Eventualmente, os cientistas podem descobrir mais evidências diretas do multiverso. Eles estão caçando as estrias que a inflação teria deixado no fundo das microondas cósmicas, a luz que sobrou do Big Bang. Essas impressões poderiam dizer aos cientistas se a inflação aconteceu e ajudá-los a descobrir se ainda está acontecendo longe de nossa visão. E se o nosso universo esbarrou em outros no passado, esse fender-bender também teria deixado impressões no fundo de microondas cósmico. Os cientistas seriam capazes de reconhecer esse acidente de dois carros. E se dois carros existirem, muitos outros também.

Ou, em 50 anos, os físicos podem apresentar timidamente evidências de que a teoria cosmológica do início do século 21 estava errada.
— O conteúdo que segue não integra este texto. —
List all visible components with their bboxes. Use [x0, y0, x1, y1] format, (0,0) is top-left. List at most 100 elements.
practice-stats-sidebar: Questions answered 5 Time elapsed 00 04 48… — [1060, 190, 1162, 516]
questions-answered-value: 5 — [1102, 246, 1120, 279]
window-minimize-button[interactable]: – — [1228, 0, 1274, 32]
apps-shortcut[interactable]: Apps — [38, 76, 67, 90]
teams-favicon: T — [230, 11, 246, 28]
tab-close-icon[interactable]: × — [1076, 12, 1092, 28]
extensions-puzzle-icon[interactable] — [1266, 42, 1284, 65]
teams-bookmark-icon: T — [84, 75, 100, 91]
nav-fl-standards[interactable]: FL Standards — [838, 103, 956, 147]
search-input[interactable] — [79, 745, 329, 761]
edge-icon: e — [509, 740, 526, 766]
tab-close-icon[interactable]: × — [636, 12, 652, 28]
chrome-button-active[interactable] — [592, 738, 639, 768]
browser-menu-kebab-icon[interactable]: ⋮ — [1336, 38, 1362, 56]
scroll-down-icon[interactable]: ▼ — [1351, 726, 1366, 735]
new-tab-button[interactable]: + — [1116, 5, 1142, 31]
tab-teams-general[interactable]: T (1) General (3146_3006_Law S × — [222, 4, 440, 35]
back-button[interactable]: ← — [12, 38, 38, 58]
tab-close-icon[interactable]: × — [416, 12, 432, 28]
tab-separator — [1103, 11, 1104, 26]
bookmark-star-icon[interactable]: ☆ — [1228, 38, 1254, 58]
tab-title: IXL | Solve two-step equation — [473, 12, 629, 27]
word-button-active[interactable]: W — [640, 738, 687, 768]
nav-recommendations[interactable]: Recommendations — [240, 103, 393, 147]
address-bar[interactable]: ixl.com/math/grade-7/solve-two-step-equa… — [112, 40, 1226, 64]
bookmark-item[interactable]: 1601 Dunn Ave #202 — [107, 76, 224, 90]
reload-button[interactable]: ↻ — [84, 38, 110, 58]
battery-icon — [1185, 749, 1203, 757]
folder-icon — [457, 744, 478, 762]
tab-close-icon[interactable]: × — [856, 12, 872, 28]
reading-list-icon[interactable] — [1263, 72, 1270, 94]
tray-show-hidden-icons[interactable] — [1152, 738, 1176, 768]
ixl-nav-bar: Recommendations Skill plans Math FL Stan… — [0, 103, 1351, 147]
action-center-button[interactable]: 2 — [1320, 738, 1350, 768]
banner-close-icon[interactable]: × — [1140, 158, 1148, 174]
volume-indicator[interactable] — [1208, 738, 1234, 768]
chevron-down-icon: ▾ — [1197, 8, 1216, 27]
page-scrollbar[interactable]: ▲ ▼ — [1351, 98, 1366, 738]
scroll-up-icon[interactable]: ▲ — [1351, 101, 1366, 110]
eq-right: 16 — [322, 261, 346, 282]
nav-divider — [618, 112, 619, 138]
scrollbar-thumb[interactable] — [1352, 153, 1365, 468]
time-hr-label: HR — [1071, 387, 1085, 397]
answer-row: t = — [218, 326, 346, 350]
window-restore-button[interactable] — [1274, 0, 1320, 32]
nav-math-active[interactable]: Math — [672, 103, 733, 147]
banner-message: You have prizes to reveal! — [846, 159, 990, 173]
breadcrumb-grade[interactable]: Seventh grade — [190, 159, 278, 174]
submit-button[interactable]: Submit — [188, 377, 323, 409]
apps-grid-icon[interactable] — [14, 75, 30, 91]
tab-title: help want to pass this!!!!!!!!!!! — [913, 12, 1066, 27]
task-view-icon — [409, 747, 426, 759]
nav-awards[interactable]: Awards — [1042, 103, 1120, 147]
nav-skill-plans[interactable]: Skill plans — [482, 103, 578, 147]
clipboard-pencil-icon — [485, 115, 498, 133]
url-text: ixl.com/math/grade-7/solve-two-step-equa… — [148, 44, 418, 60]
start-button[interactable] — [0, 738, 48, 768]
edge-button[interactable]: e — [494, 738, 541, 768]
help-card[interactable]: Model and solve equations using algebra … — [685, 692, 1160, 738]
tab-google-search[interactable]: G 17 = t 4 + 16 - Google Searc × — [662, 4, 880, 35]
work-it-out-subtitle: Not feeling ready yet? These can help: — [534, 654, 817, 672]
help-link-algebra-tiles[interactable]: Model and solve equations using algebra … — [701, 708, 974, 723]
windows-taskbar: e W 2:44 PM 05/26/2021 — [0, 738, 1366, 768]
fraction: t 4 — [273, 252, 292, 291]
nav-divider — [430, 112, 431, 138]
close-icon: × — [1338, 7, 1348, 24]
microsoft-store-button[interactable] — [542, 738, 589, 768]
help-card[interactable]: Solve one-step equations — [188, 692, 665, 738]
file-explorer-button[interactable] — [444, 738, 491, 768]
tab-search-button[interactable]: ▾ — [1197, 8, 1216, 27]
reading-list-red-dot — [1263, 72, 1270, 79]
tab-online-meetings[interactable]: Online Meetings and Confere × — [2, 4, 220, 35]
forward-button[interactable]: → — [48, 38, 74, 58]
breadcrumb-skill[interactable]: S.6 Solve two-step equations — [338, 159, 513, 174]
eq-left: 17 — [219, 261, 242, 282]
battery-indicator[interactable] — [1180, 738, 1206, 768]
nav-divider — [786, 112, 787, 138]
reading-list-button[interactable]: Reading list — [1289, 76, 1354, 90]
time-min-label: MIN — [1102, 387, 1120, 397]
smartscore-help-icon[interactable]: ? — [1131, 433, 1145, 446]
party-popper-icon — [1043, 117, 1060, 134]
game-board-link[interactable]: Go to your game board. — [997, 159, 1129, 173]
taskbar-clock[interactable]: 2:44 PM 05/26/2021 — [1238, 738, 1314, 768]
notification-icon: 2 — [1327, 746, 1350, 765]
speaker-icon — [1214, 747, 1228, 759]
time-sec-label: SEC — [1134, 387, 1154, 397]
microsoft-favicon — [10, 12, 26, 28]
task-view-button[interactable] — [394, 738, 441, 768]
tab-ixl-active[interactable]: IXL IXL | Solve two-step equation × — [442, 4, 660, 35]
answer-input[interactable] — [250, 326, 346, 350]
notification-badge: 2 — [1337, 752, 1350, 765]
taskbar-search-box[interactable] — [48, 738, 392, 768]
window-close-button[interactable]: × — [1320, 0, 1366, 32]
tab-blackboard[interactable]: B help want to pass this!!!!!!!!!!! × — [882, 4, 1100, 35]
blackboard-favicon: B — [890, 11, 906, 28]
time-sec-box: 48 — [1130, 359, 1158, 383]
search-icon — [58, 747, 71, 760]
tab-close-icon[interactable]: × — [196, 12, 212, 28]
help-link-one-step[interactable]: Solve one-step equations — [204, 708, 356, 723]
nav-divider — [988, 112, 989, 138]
"Estamos trabalhando em um problema que é muito difícil e, portanto, devemos pensar sobre isso em uma escala de tempo muito longa", aconselhou Polchinski a outros físicos. Isso não é incomum em física. Há cem anos, a teoria da relatividade geral de Einstein, por exemplo, previa a existência de ondas gravitacionais. Mas os cientistas só puderam verificá-los recentemente com um instrumento de bilhões de dólares chamado LIGO, o Observatório de Ondas Gravitacionais com Interferômetro a Laser.

Até agora, toda a ciência tem confiado na testabilidade. Foi o que faz ciência científica e não sonhar acordado. Suas estritas regras de prova tiraram os humanos dos castelos escuros e úmidos e entraram no espaço. Mas esses testes levam tempo, e a maioria dos teóricos quer esperar. Eles não estão prontos para arquivar uma idéia tão fundamental quanto o multiverso - que pode realmente ser a resposta para a vida, o universo e tudo mais - até que, a menos que possam provar a si mesmos, não existe. E esse dia pode nunca chegar.

Os físicos podem provar que o multiverso é real?